Law firm Withers have written to Collard on behalf of Ford accusing the Lifemark administrator of refusing the offer brokered by Ford due to his "continued hostility" to the Keydata founder.
The letter gives formal notice of Ford's intention to sue Collard and KPMG if they continue with "delay, obfuscation and a complete lack of urgency".
It states: "The purpose of this letter is therefore to record our clients' dissatisfaction with your performance as provisional administrator and formally to put you on notice that, should you continue to fail to discharge your mandated duties in relation to the implementation of the New Facility, our clients will hold you and KPMG Advisory S.A.R.L fully responsible for any loss or damage that may be caused by your actions or continued failure to act."
The letter continues: "Our clients and other interested parties with whom we have been working in relation to Lifemark consider that your role as provisional administrator has been nothing short of disastrous to date for Lifemark and its stakeholders."
Ford brokered a deal on 11 August with an unnamed US investment bank to offer the loan facility to the illiquid portfolio of traded life settlements at an interest rate of about 6%, half the rate offered by previous potential lender, US hedge fund Carval.

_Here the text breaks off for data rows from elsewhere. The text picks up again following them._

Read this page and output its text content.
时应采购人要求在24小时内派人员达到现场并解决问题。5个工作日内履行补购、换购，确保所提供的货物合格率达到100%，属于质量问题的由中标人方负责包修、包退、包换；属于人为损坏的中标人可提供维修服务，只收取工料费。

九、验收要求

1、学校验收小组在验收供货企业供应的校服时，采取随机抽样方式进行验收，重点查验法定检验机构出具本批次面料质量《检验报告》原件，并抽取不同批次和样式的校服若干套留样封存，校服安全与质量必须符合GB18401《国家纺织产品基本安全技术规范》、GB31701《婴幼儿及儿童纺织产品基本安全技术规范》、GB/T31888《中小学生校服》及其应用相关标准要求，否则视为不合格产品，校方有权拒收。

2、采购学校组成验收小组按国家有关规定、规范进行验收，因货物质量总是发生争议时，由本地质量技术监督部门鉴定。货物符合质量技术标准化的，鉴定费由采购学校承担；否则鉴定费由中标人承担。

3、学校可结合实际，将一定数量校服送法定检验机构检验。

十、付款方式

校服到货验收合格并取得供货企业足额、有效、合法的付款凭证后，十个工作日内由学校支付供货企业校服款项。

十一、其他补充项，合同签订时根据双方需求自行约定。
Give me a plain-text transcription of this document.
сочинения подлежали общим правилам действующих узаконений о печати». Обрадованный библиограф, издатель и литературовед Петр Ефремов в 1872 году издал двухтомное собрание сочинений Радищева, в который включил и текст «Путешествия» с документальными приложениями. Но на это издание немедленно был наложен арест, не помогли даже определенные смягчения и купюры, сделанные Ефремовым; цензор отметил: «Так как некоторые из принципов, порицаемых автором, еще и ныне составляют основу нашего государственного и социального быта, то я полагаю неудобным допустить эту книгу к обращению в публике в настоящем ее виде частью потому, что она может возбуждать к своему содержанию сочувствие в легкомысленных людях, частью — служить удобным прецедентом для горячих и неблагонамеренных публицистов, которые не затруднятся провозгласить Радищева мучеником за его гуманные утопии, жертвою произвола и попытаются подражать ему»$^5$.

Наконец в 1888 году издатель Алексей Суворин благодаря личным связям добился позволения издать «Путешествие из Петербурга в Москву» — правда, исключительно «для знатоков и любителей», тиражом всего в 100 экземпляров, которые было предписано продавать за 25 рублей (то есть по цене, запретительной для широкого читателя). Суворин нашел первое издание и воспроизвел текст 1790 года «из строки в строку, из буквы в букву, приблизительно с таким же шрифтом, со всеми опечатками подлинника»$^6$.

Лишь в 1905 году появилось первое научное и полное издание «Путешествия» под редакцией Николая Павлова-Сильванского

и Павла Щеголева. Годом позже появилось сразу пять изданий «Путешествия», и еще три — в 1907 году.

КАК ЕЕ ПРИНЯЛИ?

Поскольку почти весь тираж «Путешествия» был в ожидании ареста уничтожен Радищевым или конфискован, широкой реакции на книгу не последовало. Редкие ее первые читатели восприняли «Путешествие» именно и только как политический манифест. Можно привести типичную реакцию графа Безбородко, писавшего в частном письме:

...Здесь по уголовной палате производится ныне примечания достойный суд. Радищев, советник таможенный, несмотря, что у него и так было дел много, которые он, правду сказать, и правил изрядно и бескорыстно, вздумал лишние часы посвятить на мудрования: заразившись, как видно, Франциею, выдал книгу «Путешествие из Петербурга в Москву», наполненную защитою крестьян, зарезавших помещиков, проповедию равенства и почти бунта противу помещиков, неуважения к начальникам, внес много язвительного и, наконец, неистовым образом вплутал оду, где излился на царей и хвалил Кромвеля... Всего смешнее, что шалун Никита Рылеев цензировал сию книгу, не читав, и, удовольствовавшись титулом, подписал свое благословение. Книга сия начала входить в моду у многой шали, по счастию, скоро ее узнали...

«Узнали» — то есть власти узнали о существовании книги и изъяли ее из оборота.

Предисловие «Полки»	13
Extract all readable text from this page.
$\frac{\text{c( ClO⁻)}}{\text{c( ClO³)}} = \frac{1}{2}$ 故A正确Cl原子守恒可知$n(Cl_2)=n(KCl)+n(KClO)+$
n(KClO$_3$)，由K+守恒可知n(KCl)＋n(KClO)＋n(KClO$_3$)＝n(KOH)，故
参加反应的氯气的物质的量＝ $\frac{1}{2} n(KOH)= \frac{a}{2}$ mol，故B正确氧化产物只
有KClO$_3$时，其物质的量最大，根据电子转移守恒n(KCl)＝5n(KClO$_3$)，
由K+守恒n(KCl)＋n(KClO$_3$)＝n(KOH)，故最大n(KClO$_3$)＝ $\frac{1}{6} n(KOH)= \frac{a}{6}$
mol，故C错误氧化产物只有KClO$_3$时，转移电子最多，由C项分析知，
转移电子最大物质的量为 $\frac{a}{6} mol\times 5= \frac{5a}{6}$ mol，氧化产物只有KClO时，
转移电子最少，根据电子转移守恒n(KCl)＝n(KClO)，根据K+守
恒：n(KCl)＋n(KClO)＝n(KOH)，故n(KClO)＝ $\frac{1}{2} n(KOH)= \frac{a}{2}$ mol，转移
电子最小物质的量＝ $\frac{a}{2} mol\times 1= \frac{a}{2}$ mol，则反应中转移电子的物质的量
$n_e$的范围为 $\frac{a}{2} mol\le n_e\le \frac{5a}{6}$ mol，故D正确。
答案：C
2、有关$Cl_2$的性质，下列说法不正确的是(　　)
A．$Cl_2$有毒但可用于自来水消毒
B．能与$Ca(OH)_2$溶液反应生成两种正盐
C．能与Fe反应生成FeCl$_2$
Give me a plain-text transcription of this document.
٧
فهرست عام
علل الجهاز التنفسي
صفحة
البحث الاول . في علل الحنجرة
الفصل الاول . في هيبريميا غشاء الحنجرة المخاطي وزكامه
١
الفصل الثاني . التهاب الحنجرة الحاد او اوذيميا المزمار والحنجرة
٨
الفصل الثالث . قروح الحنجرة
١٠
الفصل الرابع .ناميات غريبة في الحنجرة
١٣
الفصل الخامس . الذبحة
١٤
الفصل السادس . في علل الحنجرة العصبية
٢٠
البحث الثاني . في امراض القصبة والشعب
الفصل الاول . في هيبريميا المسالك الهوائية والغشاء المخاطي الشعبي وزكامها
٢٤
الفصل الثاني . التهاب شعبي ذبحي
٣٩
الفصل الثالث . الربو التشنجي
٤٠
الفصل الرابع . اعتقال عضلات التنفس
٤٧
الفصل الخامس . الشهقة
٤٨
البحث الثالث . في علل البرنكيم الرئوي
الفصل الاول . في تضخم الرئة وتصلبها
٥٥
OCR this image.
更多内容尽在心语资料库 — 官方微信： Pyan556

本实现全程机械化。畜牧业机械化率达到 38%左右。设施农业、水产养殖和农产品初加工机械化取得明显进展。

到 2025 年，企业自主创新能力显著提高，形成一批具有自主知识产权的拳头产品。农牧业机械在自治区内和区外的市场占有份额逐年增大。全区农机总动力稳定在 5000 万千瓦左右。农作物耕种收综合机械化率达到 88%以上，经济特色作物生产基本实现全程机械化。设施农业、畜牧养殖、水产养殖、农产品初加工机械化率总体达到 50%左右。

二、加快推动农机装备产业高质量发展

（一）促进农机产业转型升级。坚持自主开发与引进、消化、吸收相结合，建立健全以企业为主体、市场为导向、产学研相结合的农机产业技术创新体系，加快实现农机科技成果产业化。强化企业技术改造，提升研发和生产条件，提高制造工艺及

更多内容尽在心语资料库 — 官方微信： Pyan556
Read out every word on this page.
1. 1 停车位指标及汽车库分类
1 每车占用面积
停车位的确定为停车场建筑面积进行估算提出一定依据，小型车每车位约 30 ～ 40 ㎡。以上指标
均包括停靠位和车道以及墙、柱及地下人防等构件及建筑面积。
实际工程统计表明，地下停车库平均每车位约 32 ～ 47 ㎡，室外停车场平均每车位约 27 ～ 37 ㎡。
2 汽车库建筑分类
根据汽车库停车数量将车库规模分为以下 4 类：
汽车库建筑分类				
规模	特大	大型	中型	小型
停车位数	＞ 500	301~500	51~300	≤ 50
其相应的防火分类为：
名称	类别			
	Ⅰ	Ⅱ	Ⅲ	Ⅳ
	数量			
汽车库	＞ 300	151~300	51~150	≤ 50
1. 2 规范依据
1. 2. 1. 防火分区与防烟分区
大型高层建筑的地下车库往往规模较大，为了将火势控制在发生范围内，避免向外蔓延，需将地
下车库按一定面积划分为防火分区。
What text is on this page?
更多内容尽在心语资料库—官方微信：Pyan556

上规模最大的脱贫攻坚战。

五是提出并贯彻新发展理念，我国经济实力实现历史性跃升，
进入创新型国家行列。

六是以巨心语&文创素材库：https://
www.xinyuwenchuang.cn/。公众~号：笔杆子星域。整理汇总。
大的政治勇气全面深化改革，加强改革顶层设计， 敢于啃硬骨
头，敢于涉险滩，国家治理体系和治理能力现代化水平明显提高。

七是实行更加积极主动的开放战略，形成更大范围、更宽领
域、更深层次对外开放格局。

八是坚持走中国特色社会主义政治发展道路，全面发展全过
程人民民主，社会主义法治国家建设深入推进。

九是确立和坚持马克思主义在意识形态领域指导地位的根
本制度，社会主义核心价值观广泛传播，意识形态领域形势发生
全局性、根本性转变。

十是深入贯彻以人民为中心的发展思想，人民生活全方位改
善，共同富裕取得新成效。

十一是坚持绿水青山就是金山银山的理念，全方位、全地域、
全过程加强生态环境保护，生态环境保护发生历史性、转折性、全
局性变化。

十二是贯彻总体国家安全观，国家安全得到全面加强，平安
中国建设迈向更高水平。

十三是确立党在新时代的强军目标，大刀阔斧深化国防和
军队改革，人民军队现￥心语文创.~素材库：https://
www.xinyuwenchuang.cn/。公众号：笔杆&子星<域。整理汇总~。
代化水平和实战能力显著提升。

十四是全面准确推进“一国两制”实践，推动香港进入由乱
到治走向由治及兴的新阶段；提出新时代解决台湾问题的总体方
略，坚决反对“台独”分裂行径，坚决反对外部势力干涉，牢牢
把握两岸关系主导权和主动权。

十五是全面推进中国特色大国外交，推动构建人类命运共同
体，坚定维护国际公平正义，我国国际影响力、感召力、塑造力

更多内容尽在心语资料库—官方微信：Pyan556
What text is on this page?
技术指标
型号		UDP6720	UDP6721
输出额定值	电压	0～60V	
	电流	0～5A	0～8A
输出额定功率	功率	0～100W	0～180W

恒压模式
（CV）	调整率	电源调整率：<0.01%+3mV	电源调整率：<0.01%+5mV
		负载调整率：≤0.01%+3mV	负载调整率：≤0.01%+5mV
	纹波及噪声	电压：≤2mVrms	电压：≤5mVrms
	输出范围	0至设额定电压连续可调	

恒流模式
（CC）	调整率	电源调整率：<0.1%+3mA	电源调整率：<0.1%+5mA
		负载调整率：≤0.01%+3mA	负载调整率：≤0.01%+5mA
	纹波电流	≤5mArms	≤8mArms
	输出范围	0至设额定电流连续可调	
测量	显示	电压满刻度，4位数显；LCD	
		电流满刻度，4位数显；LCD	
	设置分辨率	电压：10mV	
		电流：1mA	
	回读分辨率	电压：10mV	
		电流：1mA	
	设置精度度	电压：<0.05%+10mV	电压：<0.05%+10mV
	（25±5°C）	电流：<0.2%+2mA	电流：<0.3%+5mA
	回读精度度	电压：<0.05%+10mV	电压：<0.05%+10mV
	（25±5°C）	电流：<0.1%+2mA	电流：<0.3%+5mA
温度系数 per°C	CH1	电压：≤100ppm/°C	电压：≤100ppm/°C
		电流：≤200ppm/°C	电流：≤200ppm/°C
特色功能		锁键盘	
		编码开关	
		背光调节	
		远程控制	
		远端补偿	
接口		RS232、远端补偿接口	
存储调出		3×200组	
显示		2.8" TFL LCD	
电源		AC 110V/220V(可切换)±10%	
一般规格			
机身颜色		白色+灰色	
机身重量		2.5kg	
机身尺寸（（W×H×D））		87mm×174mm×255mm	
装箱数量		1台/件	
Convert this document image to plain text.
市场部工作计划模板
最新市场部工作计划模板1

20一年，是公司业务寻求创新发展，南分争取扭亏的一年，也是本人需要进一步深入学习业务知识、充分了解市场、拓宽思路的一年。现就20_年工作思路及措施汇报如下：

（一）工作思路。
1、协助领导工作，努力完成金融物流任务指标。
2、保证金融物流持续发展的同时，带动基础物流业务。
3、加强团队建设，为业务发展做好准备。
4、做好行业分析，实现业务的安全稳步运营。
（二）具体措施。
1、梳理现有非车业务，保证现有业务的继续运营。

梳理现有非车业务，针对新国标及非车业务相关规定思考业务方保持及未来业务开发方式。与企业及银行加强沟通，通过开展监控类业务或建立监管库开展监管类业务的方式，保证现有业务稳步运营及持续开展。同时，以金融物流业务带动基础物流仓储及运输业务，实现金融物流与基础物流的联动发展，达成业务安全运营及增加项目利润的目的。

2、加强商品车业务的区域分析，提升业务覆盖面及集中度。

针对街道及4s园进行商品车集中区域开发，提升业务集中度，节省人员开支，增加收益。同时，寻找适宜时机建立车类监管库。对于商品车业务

According to Ford, the new facility would enable Lifemark to bring its policy premium payments up to date and meet other outstanding financial obligations, including repayment of £244m to the Financial Services Compensation Scheme, which he said could then repay levypayers.
The loan would also allow the Lifemark portolio time to perform as originally intended, according to Ford.
But Collard, who announced last week he would be stepping down as adminstrator of Lifemark at an as yet unknown future date, has not accepted the offer of the loan facility.
According to the letter from Withers, Collard initially agreed to the offer, but then u-turned, saying the $150m loan facility would only be acceptable to bondholders if it included a guaranteed, non-negotiable upfront payment of not less than $100m cash.
The US investment bank involved in the deal has declined to proceed on these terms.
A copy of the letter has also been sent to the Financial Secretary to the Treasury Mark Hoban, AIFA, the IMA, the FSA, the FSCS, chairman of the Treasury Select Committee Andrew Tyrir, and the Luxembourg regulator the CSSF.